[R-sig-ME] Model comparison with anova and AIC: p=0 and different AIC-values

[Ben Bolker]

On 13-11-16 01:21 PM, Stefan Th. Gries wrote:
> I am attaching the data and the code separately, 
> trying the code you sent now.
> STG
> 

TL;DR It's pretty clear that the full model you're trying to fit is too
complicated, and weird, but it *ought* to fit or at least warn you that
it can't.

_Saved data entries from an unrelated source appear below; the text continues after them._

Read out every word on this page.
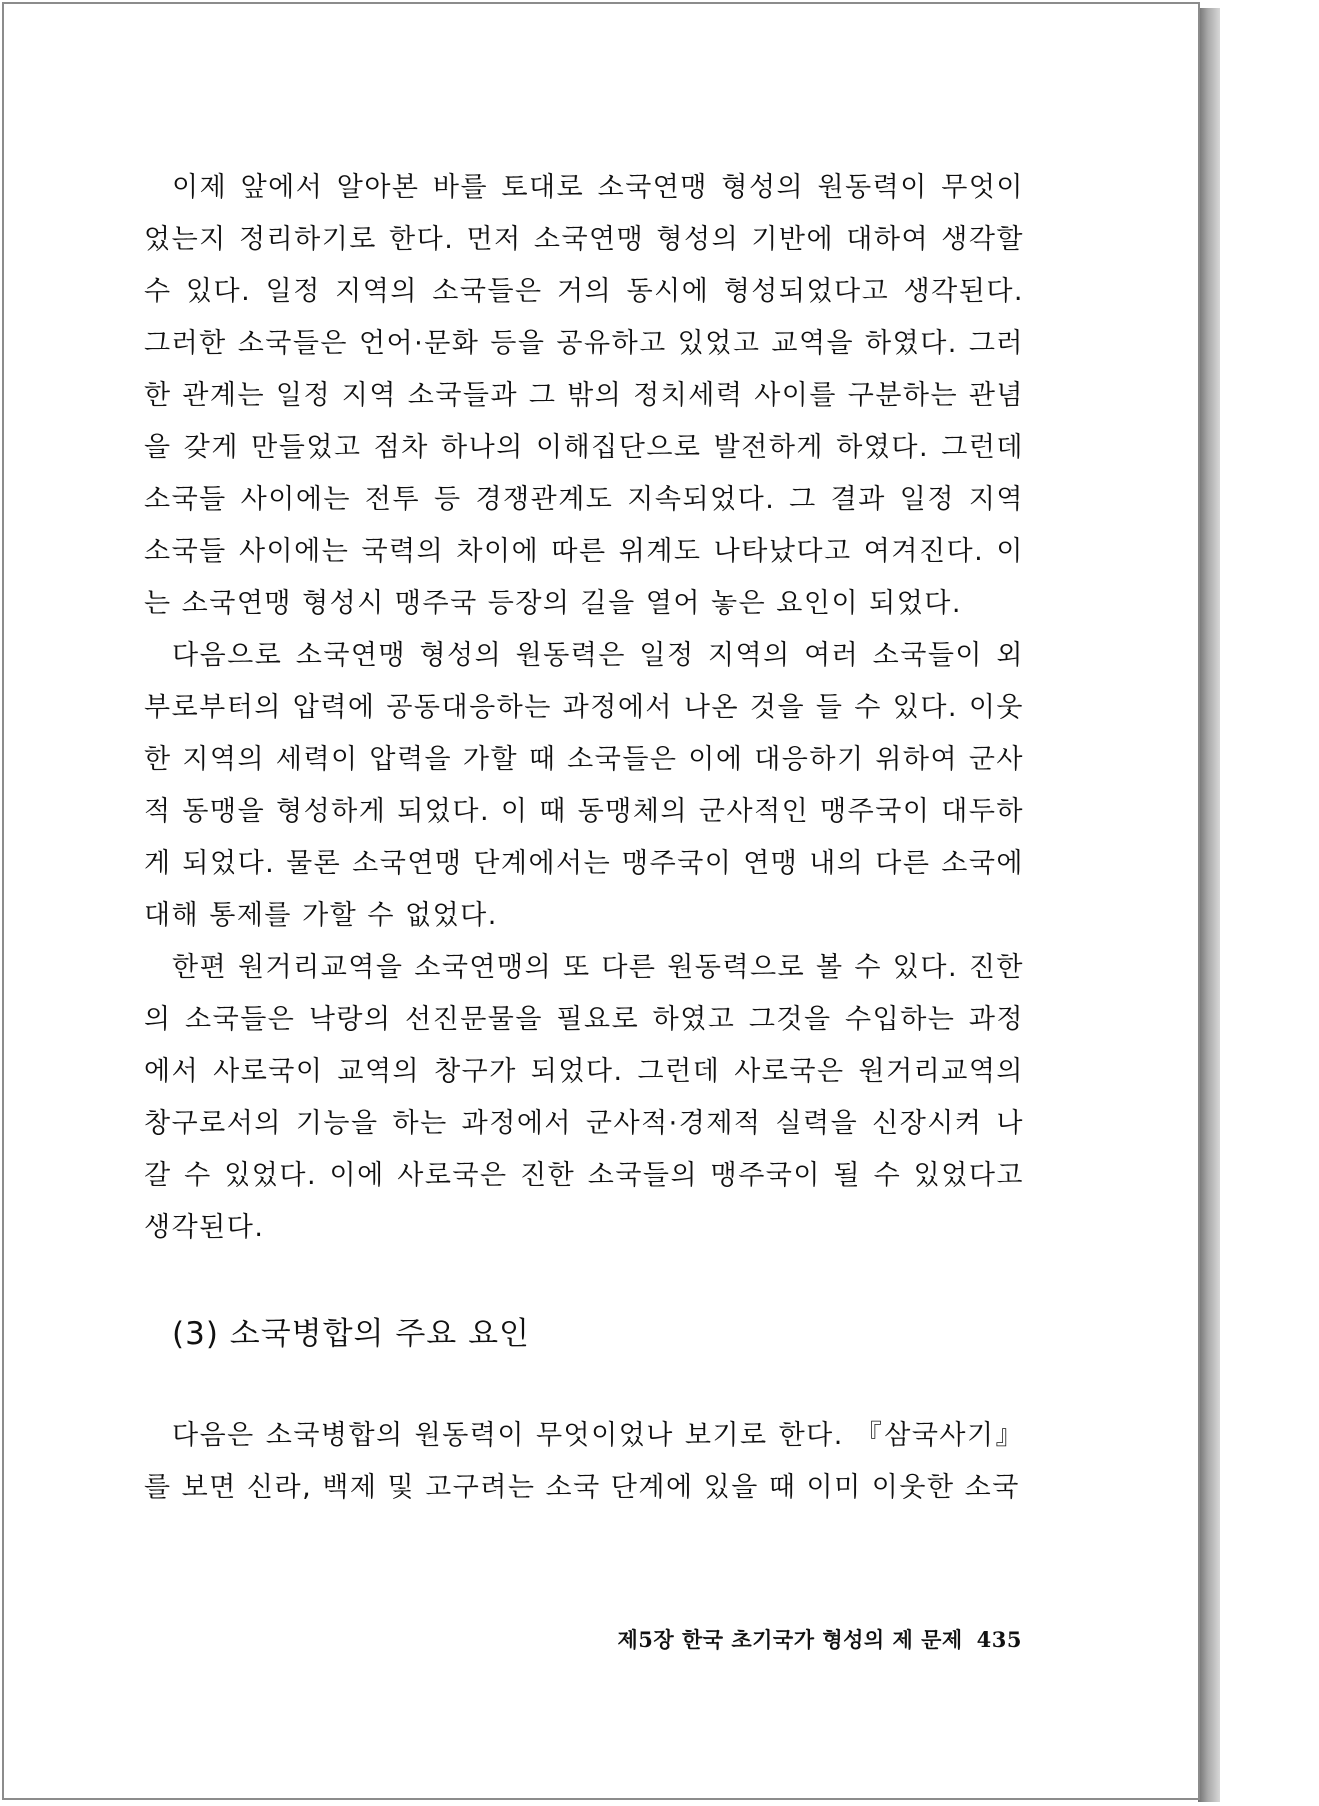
이제 앞에서 알아본 바를 토대로 소국연맹 형성의 원동력이 무엇이었는지 정리하기로 한다. 먼저 소국연맹 형성의 기반에 대하여 생각할 수 있다. 일정 지역의 소국들은 거의 동시에 형성되었다고 생각된다. 그러한 소국들은 언어·문화 등을 공유하고 있었고 교역을 하였다. 그러한 관계는 일정 지역 소국들과 그 밖의 정치세력 사이를 구분하는 관념을 갖게 만들었고 점차 하나의 이해집단으로 발전하게 하였다. 그런데 소국들 사이에는 전투 등 경쟁관계도 지속되었다. 그 결과 일정 지역 소국들 사이에는 국력의 차이에 따른 위계도 나타났다고 여겨진다. 이는 소국연맹 형성시 맹주국 등장의 길을 열어 놓은 요인이 되었다.

다음으로 소국연맹 형성의 원동력은 일정 지역의 여러 소국들이 외부로부터의 압력에 공동대응하는 과정에서 나온 것을 들 수 있다. 이웃한 지역의 세력이 압력을 가할 때 소국들은 이에 대응하기 위하여 군사적 동맹을 형성하게 되었다. 이 때 동맹체의 군사적인 맹주국이 대두하게 되었다. 물론 소국연맹 단계에서는 맹주국이 연맹 내의 다른 소국에 대해 통제를 가할 수 없었다.

한편 원거리교역을 소국연맹의 또 다른 원동력으로 볼 수 있다. 진한의 소국들은 낙랑의 선진문물을 필요로 하였고 그것을 수입하는 과정에서 사로국이 교역의 창구가 되었다. 그런데 사로국은 원거리교역의 창구로서의 기능을 하는 과정에서 군사적·경제적 실력을 신장시켜 나갈 수 있었다. 이에 사로국은 진한 소국들의 맹주국이 될 수 있었다고 생각된다.

(3) 소국병합의 주요 요인

다음은 소국병합의 원동력이 무엇이었나 보기로 한다. 『삼국사기』를 보면 신라, 백제 및 고구려는 소국 단계에 있을 때 이미 이웃한 소국

제5장 한국 초기국가 형성의 제 문제 435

I will try to work with it a bit and see if we can use it as a
test case for detecting badly fitted models/figure out what's going wrong.

================
  As a start, this model is attempting to fit 10 variance-covariance
parameters to only 72 observations; while I don't know a great rule of
thumb for how big a data set one should have for N var-cov parameters,
it should definitely be *more* conservative than the "10-20 observations
per parameter" rule of thumb (e.g. see Harrell _Regression Modeling
Strategies_) -- var-cov parameters are harder to estimate than location
(fixed-effect) parameters.

  A few other comments:

* using a quadratic effect poly(SAMPLE,2) for a variable with only three
levels (100, 200, 500) seems a bit odd, although I guess the model has
the same number of parameters as if you had just treated SAMPLE as a
factor in the first place (if you treat it as an *ordered* factor then
you will get orthogonal polynomial contrasts by default anyway).

* in general, if you want to correspond to a traditional aov()-style
analysis, you want to use a random effect of the form (1|A/B) rather
than (B|A); if A and B are both categorical, then the first (an
intercept effect at grouping levels A and B-within-A) is different from,
and more parsimonious than, the second (random effects of levels B
across grouping variables A) -- in particular, the latter includes all
the covariances between effects of B.

* the original aov()-style analysis has no room left for residual error:
since the experimental design has a single observation per
NAME:USED:SAMPLE combination (i.e. an unreplicated randomized block
design), using Error(NAME/(USED*SAMPLE)) gives one error value for each
observation -- so when you try to replicate this via

m.01c.reml <- lmer(OVERLAParcsine ~ USED*SAMPLE+
                   (1|NAME/(USED:SAMPLE)),
                   REML=TRUE,data=x)

you get

Error in checkNlevels(reTrms$flist, n = n, control) :
  number of levels of each grouping factor must be < number of observations

This seems to be OK and probably the closest in spirit to the original
aov() analysis.

lmer(OVERLAParcsine ~ USED*SAMPLE+
		   (1|NAME)+(1|NAME:USED)+(1|NAME:SAMPLE),
                   REML=TRUE,data=x,
                   control=lmerControl(check.nobs.vs.rankZ="ignore"))

(I don't know why the rank-Z testing check is giving an error here --
false positive, or this model is really *not* OK but I haven't figured
that out)

  Finally, if possible (i.e. if the denominator of the 'OVERLAP'
variable is known), I would consider a binomial GLMM rather than
trying to transform (e.g. see e.g. Warton and Hui "The arcsine is
asinine" Ecology 2011) ...